We had now a set of orthogonal performance measures, that is, attempt pace and error propensity, that could correlate with the stress measurements, suggesting that stress was instigating fast pace in novices, which precipitated error propensity well beyond that justified by their lack of skill. It was a full account of human's agonizing 'behind the scenes' effort to overcome his biological nature in the face of grand challenges: stay and subtly act with his hands versus flee with his feet. There were no gaps or lose ends anymore: Interlocking, quantifiable, and reproducible entities spawned out of a good mix of experiment and theory - the unmistakable mark of the scientific art. We sent the revision in mid January 2012; Peggy beautifully condensed everything in four figures. The acceptance letter arrived on Valentine's Day.

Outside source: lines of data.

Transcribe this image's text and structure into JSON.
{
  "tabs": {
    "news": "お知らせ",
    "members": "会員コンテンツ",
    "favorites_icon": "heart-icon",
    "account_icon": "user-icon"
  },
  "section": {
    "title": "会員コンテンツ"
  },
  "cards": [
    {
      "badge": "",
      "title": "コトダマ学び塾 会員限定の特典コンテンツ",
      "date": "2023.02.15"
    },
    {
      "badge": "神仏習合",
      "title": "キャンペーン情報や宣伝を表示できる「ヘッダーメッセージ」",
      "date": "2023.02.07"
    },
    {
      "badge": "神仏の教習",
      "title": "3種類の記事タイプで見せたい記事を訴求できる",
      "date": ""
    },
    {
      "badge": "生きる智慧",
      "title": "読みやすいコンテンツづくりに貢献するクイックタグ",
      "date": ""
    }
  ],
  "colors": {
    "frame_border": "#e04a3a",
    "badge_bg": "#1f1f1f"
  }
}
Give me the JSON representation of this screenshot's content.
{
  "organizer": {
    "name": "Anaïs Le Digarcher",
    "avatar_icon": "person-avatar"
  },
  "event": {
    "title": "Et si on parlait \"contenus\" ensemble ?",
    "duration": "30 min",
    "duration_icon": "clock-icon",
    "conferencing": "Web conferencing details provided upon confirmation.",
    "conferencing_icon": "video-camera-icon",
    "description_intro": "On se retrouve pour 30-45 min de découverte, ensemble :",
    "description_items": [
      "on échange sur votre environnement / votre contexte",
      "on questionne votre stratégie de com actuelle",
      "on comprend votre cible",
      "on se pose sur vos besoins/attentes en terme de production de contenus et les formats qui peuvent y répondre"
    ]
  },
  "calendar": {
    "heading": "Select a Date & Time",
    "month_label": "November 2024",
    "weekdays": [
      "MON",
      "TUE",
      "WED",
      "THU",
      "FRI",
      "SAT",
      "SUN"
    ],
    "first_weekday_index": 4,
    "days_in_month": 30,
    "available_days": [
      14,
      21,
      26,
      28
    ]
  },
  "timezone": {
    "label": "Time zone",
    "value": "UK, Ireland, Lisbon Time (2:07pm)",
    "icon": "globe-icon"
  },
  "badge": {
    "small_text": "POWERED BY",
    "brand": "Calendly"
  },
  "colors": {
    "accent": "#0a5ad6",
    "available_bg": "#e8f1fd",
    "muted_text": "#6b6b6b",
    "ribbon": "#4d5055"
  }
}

It is spring 2012 and we are sitting in the same coffee shop where all this started in my 2007 meeting with Barbara. We are pondering as to how many things could have gone wrong and they did not by the thinnest of margins. I review the critical calls that in retrospect look wise, but they involved nothing short of unacceptable risk and were taken with the lightest heart. I have been lucky. We have been lucky. I guess the history of scientific progress resembles the history of ancient battles, where the odds stacked even, because the opponents used similar technology and tactics. In pursuing nature's secrets, accepting risk is the best you can do. Actually, it is best if you do not even think of risk, opiating yourself with the beauty of research.
We are the core people left in the Computational Physiology Laboratory and this is neither the beginning nor, we hope, the end of our story.